HAGATNA, Guam (AP) - Residents of the U.S. territory Guam say they’re afraid after being caught in the middle of rising tensions between President Donald Trump and North Korea, but Gov. Eddie Calvo reassured his constituents that there is no threat to the island.
The North Korean army said Wednesday it’s examining operational plans for attacking the island.
“An attack or threat to Guam is a threat or attack on the United States,” said Calvo, who said he spoke with White House officials Monday morning. “They have said that America will be defended.”

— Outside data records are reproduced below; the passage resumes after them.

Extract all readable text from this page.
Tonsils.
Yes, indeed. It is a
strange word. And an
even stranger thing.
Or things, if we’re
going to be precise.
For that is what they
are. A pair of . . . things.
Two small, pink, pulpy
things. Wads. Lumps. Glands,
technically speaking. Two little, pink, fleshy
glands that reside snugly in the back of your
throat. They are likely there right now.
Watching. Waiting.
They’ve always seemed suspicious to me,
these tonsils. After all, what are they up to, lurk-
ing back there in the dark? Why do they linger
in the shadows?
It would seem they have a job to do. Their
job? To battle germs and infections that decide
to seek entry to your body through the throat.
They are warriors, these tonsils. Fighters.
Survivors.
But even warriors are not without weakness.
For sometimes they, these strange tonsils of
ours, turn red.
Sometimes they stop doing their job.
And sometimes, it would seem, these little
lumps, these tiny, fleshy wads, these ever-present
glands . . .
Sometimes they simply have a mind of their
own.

Guam is about 2,100 miles southeast of Pyongyang and 3,800 miles west of Honolulu in the Pacific Ocean. For years, North Korea has claimed Guam is within its missiles’ striking distance, making furious statements each time the U.S. flew powerful bombers from the island’s air base to the Korean Peninsula.
In August last year, the North’s Foreign Ministry warned that all U.S. military bases in the Pacific including Guam would “face ruin in the face of all-out and substantial attack” by the North’s military. In the spring of 2013, state media cited leader Kim Jong Un as having ordered his military to prepare plans for launching strikes on U.S. military bases in Guam, Hawaii and South Korea as well as the American mainland.

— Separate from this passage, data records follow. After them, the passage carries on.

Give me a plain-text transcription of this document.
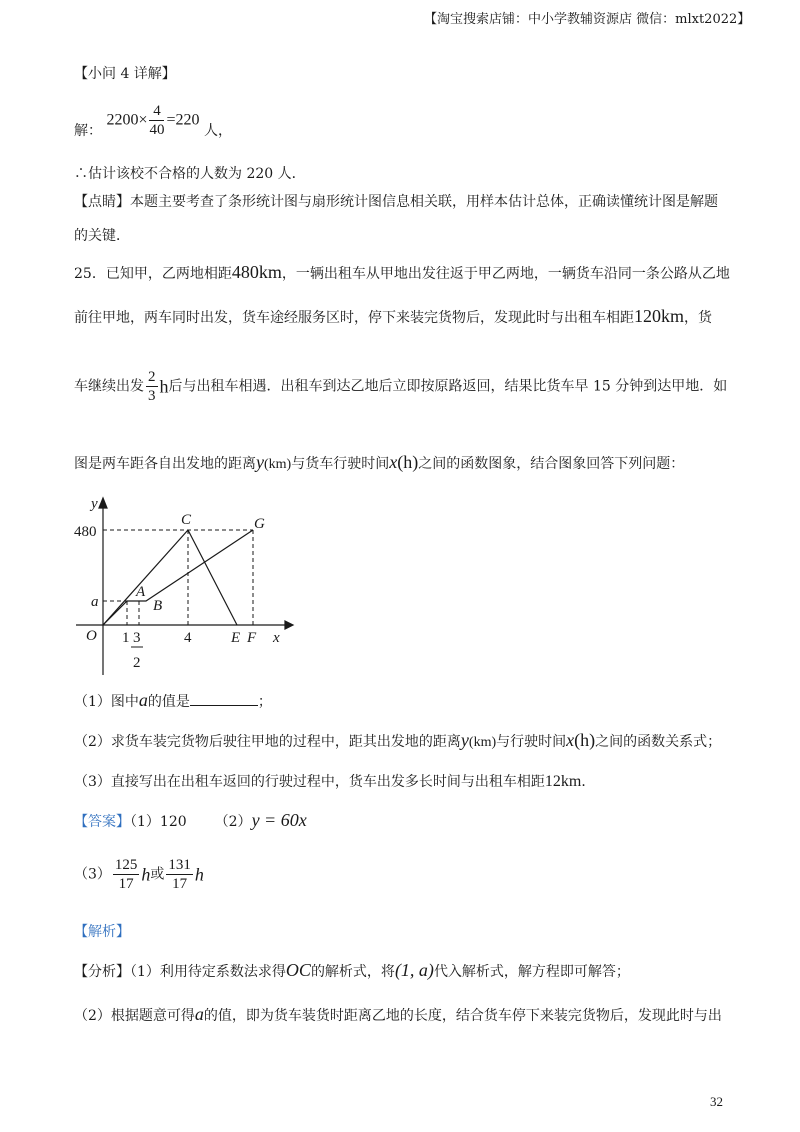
【淘宝搜索店铺：中小学教辅资源店 微信：mlxt2022】
【小问 4 详解】
解： $2200\times \frac{4}{40} =220$ 人，
∴估计该校不合格的人数为 220 人．
【点睛】本题主要考查了条形统计图与扇形统计图信息相关联，用样本估计总体，正确读懂统计图是解题
的关键．
25．已知甲，乙两地相距480km，一辆出租车从甲地出发往返于甲乙两地，一辆货车沿同一条公路从乙地
前往甲地，两车同时出发，货车途经服务区时，停下来装完货物后，发现此时与出租车相距120km，货
车继续出发 $\frac{2}{3}$ h后与出租车相遇．出租车到达乙地后立即按原路返回，结果比货车早 15 分钟到达甲地．如
图是两车距各自出发地的距离y(km)与货车行驶时间x(h)之间的函数图象，结合图象回答下列问题：
y
x
480
a
O 1 3
2
4
C	G
A
B
E F
（1）图中a的值是	；
（2）求货车装完货物后驶往甲地的过程中，距其出发地的距离y(km)与行驶时间x(h)之间的函数关系式；
（3）直接写出在出租车返回的行驶过程中，货车出发多长时间与出租车相距12km．
【答案】（1）120 （2）y = 60x
$(3) \frac{125}{17}$ h或 $\frac{131}{17}$ h
【解析】
【分析】（1）利用待定系数法求得OC的解析式，将(1, a)代入解析式，解方程即可解答；
（2）根据题意可得a的值，即为货车装货时距离乙地的长度，结合货车停下来装完货物后，发现此时与出
32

Guam is armed with the U.S. Army’s defense system known as Terminal High Altitude Area Defense, or THAAD, which can intercept missiles.
Similar threats in 2013 led Guam’s U.S. Congresswoman Madeleine Z. Bordallo to advocate for the THAAD system, she said in a statement Wednesday.
“North Korea’s most recent threat to target Guam is dangerous and it further heightens tensions in our region,” Bordallo said. “While we have heard threats like this in the past, I take them very seriously.”
Guam’s Homeland Security Adviser George Charfauros urged calm and said defenses are in place for such threats.
Though local officials downplayed any threat, people who live and work on the island, which serves as a launching pad for the U.S. military, said Wednesday they could no longer shrug off the idea of being a potential target.
“I’m a little worried, a little panicked. Is this really going to happen?” said Cecil Chugrad, a 37-year-old bus driver for a tour bus company in Guam. “If it’s just me, I don’t mind, but I have to worry about my son. I feel like moving [out of Guam] now.”
A travel agent on Guam said they haven’t had a surge of customers seeking to book flights off the island.
“It’s not bad at all, no chaos,” said Mariah Sablan, who works for Golden Dragon Travel Inc. “It’s just like a regular business day.”